The real security boundary is the ci-runner GCP service account's IAM grants,
which are intentionally minimal (see below). The iptables rule is defense-in-depth.

## ci-runner GCP service account permissions

The `ci-runner@dlorenc-chainguard.iam.gserviceaccount.com` SA is bound to the
`ci-worker` Kubernetes service account via Workload Identity. Its grants are:

| Scope | Role | Rationale |
|---|---|---|
| Project | `roles/artifactregistry.reader` | Pull the ci-worker container image |

No other project-level roles. No bucket-level grants.

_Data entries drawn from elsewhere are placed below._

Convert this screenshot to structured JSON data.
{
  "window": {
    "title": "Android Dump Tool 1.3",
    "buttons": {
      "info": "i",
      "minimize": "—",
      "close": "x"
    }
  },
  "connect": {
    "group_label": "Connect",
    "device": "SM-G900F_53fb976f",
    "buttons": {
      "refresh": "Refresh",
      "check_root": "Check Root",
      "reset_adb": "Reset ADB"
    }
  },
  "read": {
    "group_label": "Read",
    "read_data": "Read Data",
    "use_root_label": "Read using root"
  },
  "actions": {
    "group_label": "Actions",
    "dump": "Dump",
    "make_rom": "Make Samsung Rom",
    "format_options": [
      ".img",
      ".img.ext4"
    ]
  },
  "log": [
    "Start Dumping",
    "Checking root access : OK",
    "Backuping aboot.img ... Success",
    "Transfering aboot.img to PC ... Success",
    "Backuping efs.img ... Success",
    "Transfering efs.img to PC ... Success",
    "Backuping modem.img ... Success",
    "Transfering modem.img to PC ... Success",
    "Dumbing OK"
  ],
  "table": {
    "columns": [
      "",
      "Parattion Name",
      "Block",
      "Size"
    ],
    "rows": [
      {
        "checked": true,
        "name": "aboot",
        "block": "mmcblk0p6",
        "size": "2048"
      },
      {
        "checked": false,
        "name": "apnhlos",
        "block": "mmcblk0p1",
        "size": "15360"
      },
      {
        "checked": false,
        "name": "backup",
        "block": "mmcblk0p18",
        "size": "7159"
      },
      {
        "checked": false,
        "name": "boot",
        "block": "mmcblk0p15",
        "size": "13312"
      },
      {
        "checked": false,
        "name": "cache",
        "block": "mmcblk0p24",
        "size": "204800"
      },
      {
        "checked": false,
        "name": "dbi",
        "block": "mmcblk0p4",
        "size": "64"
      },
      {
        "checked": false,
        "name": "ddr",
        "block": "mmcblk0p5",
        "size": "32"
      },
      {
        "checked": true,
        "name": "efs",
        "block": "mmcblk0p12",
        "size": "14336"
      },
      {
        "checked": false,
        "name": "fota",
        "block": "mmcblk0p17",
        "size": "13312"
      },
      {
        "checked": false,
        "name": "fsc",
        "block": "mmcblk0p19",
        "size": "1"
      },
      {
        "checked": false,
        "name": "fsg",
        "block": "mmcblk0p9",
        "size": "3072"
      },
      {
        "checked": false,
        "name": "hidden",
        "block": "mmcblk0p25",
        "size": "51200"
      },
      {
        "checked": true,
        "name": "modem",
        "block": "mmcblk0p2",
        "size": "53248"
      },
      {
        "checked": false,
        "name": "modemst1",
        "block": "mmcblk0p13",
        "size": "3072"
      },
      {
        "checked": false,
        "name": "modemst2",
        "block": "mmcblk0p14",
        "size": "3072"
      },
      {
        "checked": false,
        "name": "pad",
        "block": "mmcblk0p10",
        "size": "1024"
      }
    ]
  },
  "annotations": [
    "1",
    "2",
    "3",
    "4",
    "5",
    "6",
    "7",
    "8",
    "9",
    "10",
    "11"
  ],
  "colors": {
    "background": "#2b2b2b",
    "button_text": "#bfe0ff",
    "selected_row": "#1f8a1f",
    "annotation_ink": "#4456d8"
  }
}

Notably absent and intentionally so:
- **No `roles/cloudsql.client`** — ci-worker talks to ci-scheduler over HTTP; it
  never connects to the database directly.
- **No GCS access** — log writes go through the docstore server's
  `request_token`-gated endpoint; ci-worker has no direct GCS dependency.

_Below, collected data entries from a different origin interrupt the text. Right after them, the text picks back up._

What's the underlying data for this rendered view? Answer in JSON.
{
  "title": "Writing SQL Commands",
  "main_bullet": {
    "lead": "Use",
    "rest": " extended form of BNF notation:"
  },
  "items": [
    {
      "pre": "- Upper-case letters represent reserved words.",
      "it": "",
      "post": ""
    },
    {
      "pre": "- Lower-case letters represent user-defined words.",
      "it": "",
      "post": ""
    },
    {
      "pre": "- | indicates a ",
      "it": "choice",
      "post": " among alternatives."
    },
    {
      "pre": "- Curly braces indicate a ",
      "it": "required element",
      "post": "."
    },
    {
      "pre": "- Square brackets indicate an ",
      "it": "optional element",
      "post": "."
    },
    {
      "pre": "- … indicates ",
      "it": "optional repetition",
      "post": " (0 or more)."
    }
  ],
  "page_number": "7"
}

## ci-registry cache access

The BuildKit layer cache registry uses a separate SA
(`ci-registry@dlorenc-chainguard.iam.gserviceaccount.com`) with
`roles/storage.objectAdmin` on the cache bucket. Access is scoped at two levels:

1. **Org-level**: the OIDC JWT audience `ci-registry` is required.
2. **Repo-level**: `auth.go` enforces exact repo equality — a token for
   `acme/repo-a` can only push/pull `acme/repo-a:*` refs, not `acme/repo-b:*`.

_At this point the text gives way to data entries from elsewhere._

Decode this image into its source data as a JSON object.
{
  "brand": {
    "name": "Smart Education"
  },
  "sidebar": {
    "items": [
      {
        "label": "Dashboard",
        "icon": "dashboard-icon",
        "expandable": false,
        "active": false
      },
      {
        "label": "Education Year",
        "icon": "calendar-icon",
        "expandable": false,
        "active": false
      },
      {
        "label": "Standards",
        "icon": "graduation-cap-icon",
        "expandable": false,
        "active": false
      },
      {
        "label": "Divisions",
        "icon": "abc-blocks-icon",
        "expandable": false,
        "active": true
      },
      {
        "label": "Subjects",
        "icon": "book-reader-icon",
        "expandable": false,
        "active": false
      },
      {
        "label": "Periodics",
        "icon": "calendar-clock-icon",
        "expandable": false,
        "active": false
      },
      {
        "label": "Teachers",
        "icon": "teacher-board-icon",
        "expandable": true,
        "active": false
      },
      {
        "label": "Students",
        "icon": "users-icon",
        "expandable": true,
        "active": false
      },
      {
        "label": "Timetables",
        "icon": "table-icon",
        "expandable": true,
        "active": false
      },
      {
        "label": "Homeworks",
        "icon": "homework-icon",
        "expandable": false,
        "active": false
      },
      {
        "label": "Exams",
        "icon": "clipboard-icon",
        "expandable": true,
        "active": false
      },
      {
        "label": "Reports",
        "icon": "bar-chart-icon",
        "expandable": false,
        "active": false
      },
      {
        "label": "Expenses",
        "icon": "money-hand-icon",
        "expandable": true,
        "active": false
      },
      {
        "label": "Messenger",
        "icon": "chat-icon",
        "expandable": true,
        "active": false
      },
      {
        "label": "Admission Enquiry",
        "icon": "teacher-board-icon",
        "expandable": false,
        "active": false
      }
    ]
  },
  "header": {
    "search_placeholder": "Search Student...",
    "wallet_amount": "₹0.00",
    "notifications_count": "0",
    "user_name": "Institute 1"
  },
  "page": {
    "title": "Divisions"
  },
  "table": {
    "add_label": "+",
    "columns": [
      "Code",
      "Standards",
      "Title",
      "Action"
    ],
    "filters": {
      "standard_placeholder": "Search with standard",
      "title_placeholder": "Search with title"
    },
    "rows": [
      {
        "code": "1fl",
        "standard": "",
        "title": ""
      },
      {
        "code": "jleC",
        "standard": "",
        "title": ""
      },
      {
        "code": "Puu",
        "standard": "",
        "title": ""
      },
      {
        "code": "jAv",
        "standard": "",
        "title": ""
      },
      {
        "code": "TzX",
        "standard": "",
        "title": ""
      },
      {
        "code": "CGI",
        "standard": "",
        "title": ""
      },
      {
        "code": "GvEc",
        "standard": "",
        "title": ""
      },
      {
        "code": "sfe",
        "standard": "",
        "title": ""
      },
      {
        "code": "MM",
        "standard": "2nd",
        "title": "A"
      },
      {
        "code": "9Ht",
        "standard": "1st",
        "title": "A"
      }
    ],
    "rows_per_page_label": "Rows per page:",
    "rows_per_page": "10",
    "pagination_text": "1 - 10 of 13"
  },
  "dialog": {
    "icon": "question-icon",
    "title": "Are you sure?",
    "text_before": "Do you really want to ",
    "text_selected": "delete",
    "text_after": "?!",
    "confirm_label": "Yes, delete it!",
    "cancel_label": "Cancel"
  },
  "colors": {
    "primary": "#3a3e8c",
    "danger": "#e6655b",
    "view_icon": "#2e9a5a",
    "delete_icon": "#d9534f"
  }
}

## K8s service account token

The K8s SA token for the ci-worker pod is used to claim jobs from ci-scheduler
(k8sproof validation). The scheduler enforces one-claim-per-pod: once a pod has
claimed a job, its SA token cannot be used to claim another. A malicious build
step that steals the SA token and calls `/claim` will receive a rejection.

## What is NOT reachable

- Other tenants' `request_token`s or source archives — separate Kata VMs, no
  state sharing between jobs
- The OIDC JWT signing key — lives in GCP KMS, never touches the VM
- Cross-repo API operations — enforced at the OIDC JWT allowlist gate
- Other tenants' presigned archive URLs — `job.Repo == URL repo` enforced in
  the presign handler
- Cross-org ci-registry operations — enforced in `auth.go`
- Cloud SQL — ci-runner SA has no `cloudsql.client` grant
- Other tenants' build logs — ci-runner SA has no GCS grants; log access goes
  through the docstore server which enforces repo-level authorization

## Residual risks and future work

- **iptables bypass**: a privileged build step with Docker daemon access can
  remove the metadata server block. Mitigated by minimal SA permissions. Long-term
  fix: run buildkitd/dockerd as a separate less-privileged process, or use a
  network policy at the Kata VM level.
- **Cluster-internal network**: host networking gives build steps access to
  cluster services. The ci-scheduler and docstore server do not accept requests
  from arbitrary cluster workloads, but this is worth hardening with NetworkPolicy.
- **Cache poisoning within same org**: repo-level scoping in ci-registry
  prevents cross-repo cache poisoning. Cache integrity relies on BuildKit's
  content-addressable layer verification.